What is troubling about Reynolds’ latest proposal is that it would allow a handful of parents in one school to substitute their judgment for the book decisions that rightfully should be made by tens of thousands of other parents across Iowa. And the logistics of complying with such an ill-conceived law could quickly overwhelm teachers and administrators.

The idea of banning books runs counter to most people’s concept of freedom. It seems to be a practice more common in authoritarian countries, rather than the world’s leading democracy.

If there are books some parents do not want their own children reading, those parents already have a way to keep those books out of their kids’ hands at school. No one is trying to take that role away from parents. But those parents should not have veto power over the books that other parents are comfortable allowing their kids to read.
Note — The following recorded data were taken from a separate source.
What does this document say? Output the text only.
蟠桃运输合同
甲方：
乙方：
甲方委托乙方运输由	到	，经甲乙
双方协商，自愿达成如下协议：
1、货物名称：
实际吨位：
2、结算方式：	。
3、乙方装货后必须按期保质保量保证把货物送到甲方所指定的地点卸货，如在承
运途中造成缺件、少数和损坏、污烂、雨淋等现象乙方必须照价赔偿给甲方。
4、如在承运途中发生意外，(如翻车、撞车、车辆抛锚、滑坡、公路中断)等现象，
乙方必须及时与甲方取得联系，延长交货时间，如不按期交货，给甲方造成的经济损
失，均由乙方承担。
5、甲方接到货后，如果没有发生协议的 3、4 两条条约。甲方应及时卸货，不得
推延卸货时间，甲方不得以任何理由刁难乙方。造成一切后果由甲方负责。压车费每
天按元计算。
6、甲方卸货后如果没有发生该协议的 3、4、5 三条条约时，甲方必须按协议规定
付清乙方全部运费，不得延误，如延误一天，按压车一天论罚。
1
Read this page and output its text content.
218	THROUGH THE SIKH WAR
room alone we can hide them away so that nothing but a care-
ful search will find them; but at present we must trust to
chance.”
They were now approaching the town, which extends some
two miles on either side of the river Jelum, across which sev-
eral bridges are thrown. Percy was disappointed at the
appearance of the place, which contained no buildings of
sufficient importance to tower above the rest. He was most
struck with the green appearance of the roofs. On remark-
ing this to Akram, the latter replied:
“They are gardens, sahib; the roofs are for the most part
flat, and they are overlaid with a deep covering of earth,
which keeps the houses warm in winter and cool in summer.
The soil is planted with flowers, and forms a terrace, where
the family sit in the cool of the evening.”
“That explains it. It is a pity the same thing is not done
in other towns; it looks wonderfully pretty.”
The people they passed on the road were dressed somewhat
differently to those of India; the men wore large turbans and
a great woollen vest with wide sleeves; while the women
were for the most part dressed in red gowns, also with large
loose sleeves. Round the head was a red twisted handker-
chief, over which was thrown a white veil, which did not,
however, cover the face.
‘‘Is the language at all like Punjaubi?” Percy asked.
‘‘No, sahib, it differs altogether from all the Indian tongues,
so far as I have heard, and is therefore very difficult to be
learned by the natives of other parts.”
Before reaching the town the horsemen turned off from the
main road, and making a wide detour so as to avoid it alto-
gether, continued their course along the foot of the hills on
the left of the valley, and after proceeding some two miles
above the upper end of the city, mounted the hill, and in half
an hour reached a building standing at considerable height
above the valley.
Many of those “comfortable” parents realize the internet has content accessible to anyone, including school kids, that is far more graphic and more offensive than anything students will find in their school library.

PEN America, a national nonprofit organization that advocates for free expression, issued a report last fall that said Texas schools banned more books from their libraries than any other state — 801 books in 22 school districts. Most of the books dealt with race, racism, abortion and LGBTQ topics.

Through history, officials have tried to ban access to such acclaimed titles as “To Kill a Mockingbird,” “Uncle Tom’s Cabin” and “The Adventures of Huckleberry Finn.”

Suzanne Nossel, PEN America’s top executive, said in a statement issued with the banned-book report: “This censorious movement is turning our public schools into political battlegrounds, driving wedges within communities, forcing teachers and librarians from their jobs, and casting a chill over the spirit of open inquiry and intellectual freedom that underpin a flourishing democracy.”